One Foot on Kailash, One Foot on the Cremation Ground
I’m a grass roots guy, my followers and supporters are just everyday people who’s thinking veers towards the profound.
I’m not interested in marketing my work. I’m interested in doing the work. These days, instagram astrology is full of slick memes, quick replies, and trying to prove themselves with a million predictions so that everntually they can put garlands on their one in a million. Everyone’s looking for the next technique, the next module, the next certificate. The hunger for external validation is endless.
I’m not above it. Validation helps orient us. It helps us serve. Like Shiva laying out his body for Kali to cool her feet—there’s a kind of holy submission in allowing ourselves to be used for something greater than us.
If your world is hell—if, as they say, “other people are hell”—then it’s on us to learn how to make it heaven. What’s our purpose? To serve. Without attachment to results, as Krishna says in the Gita. But even that is a dance of energy.
Travel has taught me a lot about this. Especially travel in India. The first immersion breaks people open. They come back changed, strange to their families, a weird spiritual person in suburban middle-class America. Who needs it?

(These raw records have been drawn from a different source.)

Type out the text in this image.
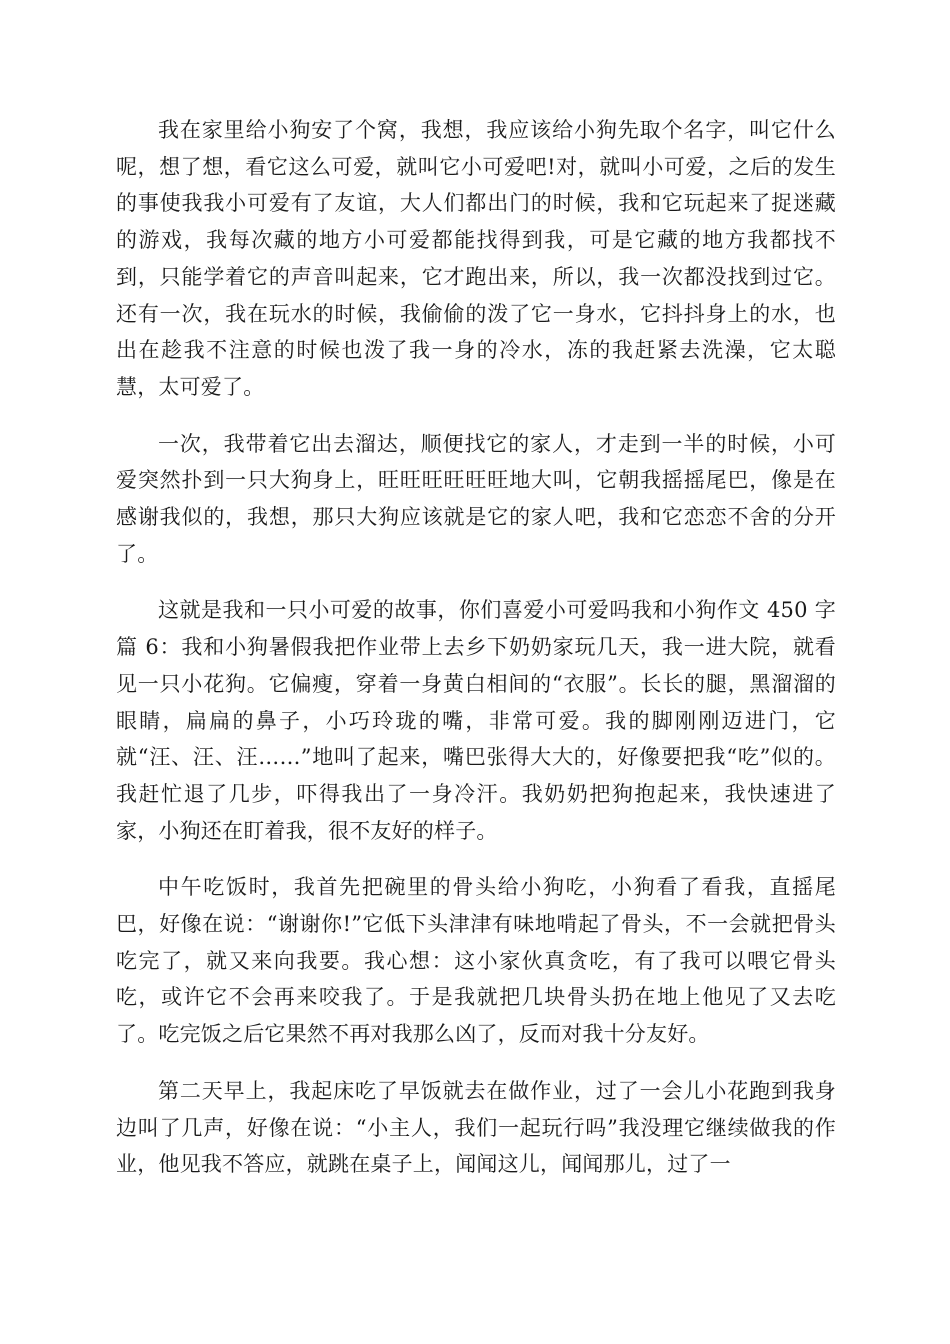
我在家里给小狗安了个窝，我想，我应该给小狗先取个名字，叫它什么呢，想了想，看它这么可爱，就叫它小可爱吧!对，就叫小可爱，之后的发生的事使我我小可爱有了友谊，大人们都出门的时候，我和它玩起来了捉迷藏的游戏，我每次藏的地方小可爱都能找得到我，可是它藏的地方我都找不到，只能学着它的声音叫起来，它才跑出来，所以，我一次都没找到过它。还有一次，我在玩水的时候，我偷偷的泼了它一身水，它抖抖身上的水，也出在趁我不注意的时候也泼了我一身的冷水，冻的我赶紧去洗澡，它太聪慧，太可爱了。

一次，我带着它出去溜达，顺便找它的家人，才走到一半的时候，小可爱突然扑到一只大狗身上，旺旺旺旺旺旺地大叫，它朝我摇摇尾巴，像是在感谢我似的，我想，那只大狗应该就是它的家人吧，我和它恋恋不舍的分开了。

这就是我和一只小可爱的故事，你们喜爱小可爱吗我和小狗作文 450 字篇 6：我和小狗暑假我把作业带上去乡下奶奶家玩几天，我一进大院，就看见一只小花狗。它偏瘦，穿着一身黄白相间的“衣服”。长长的腿，黑溜溜的眼睛，扁扁的鼻子，小巧玲珑的嘴，非常可爱。我的脚刚刚迈进门，它就“汪、汪、汪……”地叫了起来，嘴巴张得大大的，好像要把我“吃”似的。我赶忙退了几步，吓得我出了一身冷汗。我奶奶把狗抱起来，我快速进了家，小狗还在盯着我，很不友好的样子。

中午吃饭时，我首先把碗里的骨头给小狗吃，小狗看了看我，直摇尾巴，好像在说：“谢谢你!”它低下头津津有味地啃起了骨头，不一会就把骨头吃完了，就又来向我要。我心想：这小家伙真贪吃，有了我可以喂它骨头吃，或许它不会再来咬我了。于是我就把几块骨头扔在地上他见了又去吃了。吃完饭之后它果然不再对我那么凶了，反而对我十分友好。

第二天早上，我起床吃了早饭就去在做作业，过了一会儿小花跑到我身边叫了几声，好像在说：“小主人，我们一起玩行吗”我没理它继续做我的作业，他见我不答应，就跳在桌子上，闻闻这儿，闻闻那儿，过了一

The hero’s quest needs constant refinement. How many times must Ulysses return before he learns to assimilate all the knowledge and experience he has gathered while being away with his home culture, his birth place. Many of times he danced with what his home calls profane and taboo. He made his way by figuring out what people want, and giving it to them — the business guru’s are not wrong. That’s what opens doors, hearts, minds; the path, the Way.
Sure, there are devils in this world. Just look at Shiva & Kali on the cremation grounds— it’s not a vision of heaven. It’s chaos on destruction and we are called to dance with it like Ulysses; not a god, just a man, like the Aghore who is neither attracted or repulsed by anything. The one who laughs at pain suffering,”and blesses those who curse him.
And we all have these pieces in us: the punk, the outcast, the metalhead, the gangster—Rahu & Ketu intensity & deathly ambivalence; crashing against Mars & Saturn moving us forward and holding us back. But we also have the saint inside of us. The side of you reading this. The one climbing mount Kailash, gasping in the thin air, pressing on like a Sherpa carrying the weight and getting none of the glory. Alone on the mountain.
We should visit both places—the Kailash and cremation ground of our own hearts. We’ll be dragged into hell even if we resist, and pulled toward heaven even if we don’t ask for it. BY karma or by grace.
Maybe yoga is standing in both. Maybe the reason the Kailash climb is so hard is that we try to carry up what should have been burned below. The climb itself can be a kind of hell.
I always found it strange that Ulysses could blend into every foreign land but not his own. Sometimes the project of moksha—of liberation—doesn’t align with dharma.
The Aghori accepts uninhibited freedom, he doesn’t care at all about external validation; he realizes he wants to suffer so he laughs, he eats sin and the curses and scorn that is thrown at him, and he throws back blessings; he is fulfilled by the hate people hold inside themselves. He makes himself the target.
Nobody has any power over the one who is not bothered by anything, the one who wants nothing cannot be controlled. The one who laughs at consequence suffers no such consequence.
Yes, we may always be living out some dharma, with some greater meaning we cannot see, but as an astrologer many people come to me who want to find their higher purpose. If you are asking: what is my dharma? You will it inside and sharpen on the external.
So, what’s in your heart? Let that out. But also find where it meets the world. That “other-than-ourselves”—that’s Mother. That’s where our real nourishment comes from. It’s not just other people or cultures or gods—it’s whatever is opposite us. The past. The future. That path we call dharma itself. Whatever is on your mind is also across from you with the light of your minds eye turned to it.
What is your relationship to with that other? With the past, the purpose, the light, and the minds eye itself?
Am I really doing something meaningful with this life or am I just confused? If it’s not meaningful, we suffer. If it is, we are supported—in ways the world can’t always measure.
Can we survive following our heart?
Will the world support it?
In energy theory, there are two kinds of energy:
1. True energy—generated within us when we live in integrity, when we know what we’re doing matters, even if it’s hard.
2. Speculative energy—external hits from sugar, social media, praise, performance. Inflated but hollow.
They aren’t always easy to separate. and it can be hard to distinguish; they are not as mutually exclusive as saying so suggests. We hope the friction between the to will eventually catch fire and help us rise.
Constantly refining one and the other hopring they will work together.
Is it a sacrifice? Is it freedom? I don’t know.
Maybe there’s no other choice but to do what we do. Nothing lost, nothing gained. All that’s left to do is the work that’s been given to us.